Schwebel is author of Child-Sized History: Fictions of the Past in U.S. Classrooms (Vanderbilt UP, 2011); co-editor, with Jocelyn Van Tuyl (New College of Florida), of Dust off the Gold Medal: Rediscovering Children’s Literature at the Newbery Centennial (Routledge, forthcoming); editor of Island of the Blue Dolphins: The Complete Reader’s Edition (University of California Press, 2016); and editor of The Lone Woman and Last Indians Digital Archive, which has been honored with the Organization of American Historians’ Stanton-Horton Award (2019) and the American Studies Association’s Garfinkel Prize in Digital Humanities, Honorable Mention (2017).

Schwebel is co-founder and chair of the Carolina Children’s Literature Consortium. She co-chaired the 2014 Children’s Literature Association’s annual conference and served as a member of the Children’s Literature Association Board of Directors. She was previously a professor of English and women’s & gender studies at the University of South Carolina (USC). Prior to her academic career, she taught English and history to middle school students in Connecticut and Virginia. She earned a BA in history from Yale College and a PhD in the history of American civilization from Harvard University.

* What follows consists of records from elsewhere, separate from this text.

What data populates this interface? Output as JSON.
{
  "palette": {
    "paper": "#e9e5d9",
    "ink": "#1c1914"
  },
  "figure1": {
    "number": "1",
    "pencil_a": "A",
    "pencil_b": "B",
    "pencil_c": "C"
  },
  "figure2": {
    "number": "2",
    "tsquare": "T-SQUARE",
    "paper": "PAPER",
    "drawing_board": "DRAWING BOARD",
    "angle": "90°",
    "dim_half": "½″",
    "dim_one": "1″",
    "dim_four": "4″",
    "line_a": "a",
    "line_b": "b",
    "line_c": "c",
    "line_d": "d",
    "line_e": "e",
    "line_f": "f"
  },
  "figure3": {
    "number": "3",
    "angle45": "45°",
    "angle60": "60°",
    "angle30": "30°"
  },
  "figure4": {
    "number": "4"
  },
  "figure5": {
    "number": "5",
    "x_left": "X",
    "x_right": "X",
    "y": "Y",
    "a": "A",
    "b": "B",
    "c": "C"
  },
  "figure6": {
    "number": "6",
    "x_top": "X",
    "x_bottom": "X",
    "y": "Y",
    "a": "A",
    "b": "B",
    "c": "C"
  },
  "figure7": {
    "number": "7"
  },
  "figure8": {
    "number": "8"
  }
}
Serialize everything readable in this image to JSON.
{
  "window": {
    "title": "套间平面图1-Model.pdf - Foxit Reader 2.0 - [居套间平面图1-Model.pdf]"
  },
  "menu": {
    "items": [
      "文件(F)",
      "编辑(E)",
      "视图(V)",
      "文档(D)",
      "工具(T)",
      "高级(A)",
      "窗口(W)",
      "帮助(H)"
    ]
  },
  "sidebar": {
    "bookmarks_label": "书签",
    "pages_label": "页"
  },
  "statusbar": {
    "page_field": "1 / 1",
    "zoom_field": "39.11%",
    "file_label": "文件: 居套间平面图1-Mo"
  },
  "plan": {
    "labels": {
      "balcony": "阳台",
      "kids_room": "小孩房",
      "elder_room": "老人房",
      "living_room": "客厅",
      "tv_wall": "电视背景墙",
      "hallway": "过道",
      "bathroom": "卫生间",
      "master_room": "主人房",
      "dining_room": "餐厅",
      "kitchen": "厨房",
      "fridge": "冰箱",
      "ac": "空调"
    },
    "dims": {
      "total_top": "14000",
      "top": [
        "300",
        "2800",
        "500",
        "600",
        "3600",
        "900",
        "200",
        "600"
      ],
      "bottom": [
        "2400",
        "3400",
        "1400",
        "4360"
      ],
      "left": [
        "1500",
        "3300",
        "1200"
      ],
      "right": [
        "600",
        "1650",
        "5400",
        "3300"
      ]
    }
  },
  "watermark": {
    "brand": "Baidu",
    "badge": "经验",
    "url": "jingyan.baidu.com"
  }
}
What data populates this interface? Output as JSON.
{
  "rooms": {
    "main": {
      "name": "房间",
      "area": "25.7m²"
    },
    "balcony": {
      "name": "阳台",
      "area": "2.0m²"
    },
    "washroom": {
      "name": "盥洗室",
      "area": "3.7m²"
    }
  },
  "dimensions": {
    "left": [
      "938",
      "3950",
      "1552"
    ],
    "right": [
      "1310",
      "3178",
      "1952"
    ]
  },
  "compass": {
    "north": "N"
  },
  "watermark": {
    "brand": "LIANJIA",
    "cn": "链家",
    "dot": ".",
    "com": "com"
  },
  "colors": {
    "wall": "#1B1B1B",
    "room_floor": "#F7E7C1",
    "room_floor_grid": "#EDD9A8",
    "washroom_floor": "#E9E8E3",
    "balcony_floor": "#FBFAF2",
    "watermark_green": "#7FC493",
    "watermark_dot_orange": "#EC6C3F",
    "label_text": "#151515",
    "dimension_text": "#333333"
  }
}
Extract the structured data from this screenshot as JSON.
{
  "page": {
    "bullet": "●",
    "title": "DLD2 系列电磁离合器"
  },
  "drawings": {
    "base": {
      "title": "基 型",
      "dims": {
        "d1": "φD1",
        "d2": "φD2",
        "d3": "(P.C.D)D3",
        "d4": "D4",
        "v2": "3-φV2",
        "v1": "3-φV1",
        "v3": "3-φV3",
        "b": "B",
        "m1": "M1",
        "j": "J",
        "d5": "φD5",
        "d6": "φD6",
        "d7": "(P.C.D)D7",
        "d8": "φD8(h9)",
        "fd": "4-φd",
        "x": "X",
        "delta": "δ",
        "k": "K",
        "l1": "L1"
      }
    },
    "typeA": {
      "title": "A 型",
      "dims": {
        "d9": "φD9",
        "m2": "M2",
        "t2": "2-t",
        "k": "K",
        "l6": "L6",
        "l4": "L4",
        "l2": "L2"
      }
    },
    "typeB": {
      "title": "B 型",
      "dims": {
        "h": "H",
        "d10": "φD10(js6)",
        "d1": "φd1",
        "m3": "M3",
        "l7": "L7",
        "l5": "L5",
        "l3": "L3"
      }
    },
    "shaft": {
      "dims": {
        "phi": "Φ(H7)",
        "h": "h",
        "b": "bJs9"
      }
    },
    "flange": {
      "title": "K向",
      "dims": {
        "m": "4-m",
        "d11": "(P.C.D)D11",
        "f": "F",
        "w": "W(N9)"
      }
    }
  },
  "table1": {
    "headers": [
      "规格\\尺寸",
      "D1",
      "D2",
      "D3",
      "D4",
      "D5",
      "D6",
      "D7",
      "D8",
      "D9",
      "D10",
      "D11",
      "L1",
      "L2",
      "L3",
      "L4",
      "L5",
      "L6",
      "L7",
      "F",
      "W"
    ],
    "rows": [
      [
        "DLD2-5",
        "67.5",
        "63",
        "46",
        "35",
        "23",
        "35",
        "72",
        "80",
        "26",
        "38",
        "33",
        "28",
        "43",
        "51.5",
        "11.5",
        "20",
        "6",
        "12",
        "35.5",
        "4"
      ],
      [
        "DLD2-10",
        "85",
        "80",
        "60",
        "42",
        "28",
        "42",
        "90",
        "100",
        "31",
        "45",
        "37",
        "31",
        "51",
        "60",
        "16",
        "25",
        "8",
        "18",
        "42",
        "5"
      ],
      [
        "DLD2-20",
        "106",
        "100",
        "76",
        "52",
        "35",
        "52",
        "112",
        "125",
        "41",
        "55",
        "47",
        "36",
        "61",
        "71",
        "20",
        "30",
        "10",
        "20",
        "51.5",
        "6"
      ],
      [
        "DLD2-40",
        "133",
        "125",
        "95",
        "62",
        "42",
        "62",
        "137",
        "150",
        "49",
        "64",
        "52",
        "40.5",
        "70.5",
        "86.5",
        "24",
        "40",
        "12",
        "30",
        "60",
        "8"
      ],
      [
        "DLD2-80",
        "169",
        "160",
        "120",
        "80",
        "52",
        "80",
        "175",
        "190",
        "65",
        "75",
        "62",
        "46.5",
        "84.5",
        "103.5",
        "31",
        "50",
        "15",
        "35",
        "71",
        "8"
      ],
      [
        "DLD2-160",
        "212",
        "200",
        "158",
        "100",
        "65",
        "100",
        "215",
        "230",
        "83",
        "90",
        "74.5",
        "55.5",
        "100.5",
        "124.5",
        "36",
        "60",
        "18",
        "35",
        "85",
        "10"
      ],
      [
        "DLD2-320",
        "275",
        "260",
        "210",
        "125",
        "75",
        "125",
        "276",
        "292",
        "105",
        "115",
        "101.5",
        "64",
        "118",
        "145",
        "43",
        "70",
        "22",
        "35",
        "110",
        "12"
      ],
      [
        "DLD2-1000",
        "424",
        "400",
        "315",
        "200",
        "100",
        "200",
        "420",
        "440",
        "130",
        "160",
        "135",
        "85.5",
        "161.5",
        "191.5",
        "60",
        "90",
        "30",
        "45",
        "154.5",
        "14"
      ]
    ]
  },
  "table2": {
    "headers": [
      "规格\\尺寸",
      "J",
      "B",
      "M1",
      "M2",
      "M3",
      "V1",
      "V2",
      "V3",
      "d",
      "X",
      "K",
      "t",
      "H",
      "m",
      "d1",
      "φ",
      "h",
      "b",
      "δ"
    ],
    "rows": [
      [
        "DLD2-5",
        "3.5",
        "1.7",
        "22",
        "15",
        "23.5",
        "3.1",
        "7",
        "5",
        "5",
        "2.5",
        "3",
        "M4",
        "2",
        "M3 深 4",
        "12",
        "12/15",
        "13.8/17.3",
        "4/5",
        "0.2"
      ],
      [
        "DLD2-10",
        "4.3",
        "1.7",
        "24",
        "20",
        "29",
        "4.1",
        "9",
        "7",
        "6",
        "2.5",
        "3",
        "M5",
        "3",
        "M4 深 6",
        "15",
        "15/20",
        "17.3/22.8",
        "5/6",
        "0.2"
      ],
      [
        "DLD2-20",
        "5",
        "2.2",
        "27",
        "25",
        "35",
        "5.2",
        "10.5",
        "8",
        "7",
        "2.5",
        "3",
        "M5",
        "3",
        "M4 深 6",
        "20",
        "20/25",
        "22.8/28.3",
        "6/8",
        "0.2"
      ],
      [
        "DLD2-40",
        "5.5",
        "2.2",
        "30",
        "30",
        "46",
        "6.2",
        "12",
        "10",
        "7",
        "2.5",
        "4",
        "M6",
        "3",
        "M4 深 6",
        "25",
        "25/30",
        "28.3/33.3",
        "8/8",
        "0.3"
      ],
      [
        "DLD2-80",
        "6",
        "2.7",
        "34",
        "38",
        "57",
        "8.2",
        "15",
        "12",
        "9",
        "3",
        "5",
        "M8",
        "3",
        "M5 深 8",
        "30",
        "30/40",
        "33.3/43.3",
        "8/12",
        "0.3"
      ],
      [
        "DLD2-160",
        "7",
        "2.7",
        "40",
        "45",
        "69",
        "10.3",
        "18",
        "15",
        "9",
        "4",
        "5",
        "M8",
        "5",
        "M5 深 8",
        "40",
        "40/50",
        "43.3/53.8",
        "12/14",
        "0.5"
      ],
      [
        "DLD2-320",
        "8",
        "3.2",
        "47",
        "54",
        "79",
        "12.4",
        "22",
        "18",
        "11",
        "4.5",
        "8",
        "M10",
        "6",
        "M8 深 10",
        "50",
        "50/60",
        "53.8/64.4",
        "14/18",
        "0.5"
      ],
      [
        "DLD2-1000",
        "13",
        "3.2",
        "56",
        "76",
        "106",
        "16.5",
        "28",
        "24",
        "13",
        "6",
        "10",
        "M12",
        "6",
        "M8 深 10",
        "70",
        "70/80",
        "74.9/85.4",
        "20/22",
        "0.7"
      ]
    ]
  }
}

“The Center for Children’s Books has been a leader in bridging the divide between the ivory tower and community for more than half a century,”  Schwebel said. “I look forward to building on its historic strength as a center of expertise on children’s books even as we expand outward to become an incubator for innovative research on children’s literature, media, and information behavior, broadly conceived.”

Although stepping down from directorship of the CCB, Dr. Deborah Stevenson will continue her service as editor of The Bulletin of the Center for Children’s Books and as an affiliate member of the iSchool faculty. We thank Deborah for her many years of leadership and vision for the CCB!


Research Spotlight: App Authors

App Authors: Closing the App Gap II, our three-year national IMLS-funded research project, has designed a curriculum to teach coding to children aged eight to twelve in school and public libraries.

Working with partners in Illinois and across the country, we’ve created two seven-session curriculums to suit all kinds of young learners, which can be viewed here. Through this project, children develop their own apps and share them with others, highlighting their achievements and learning about others’ as well.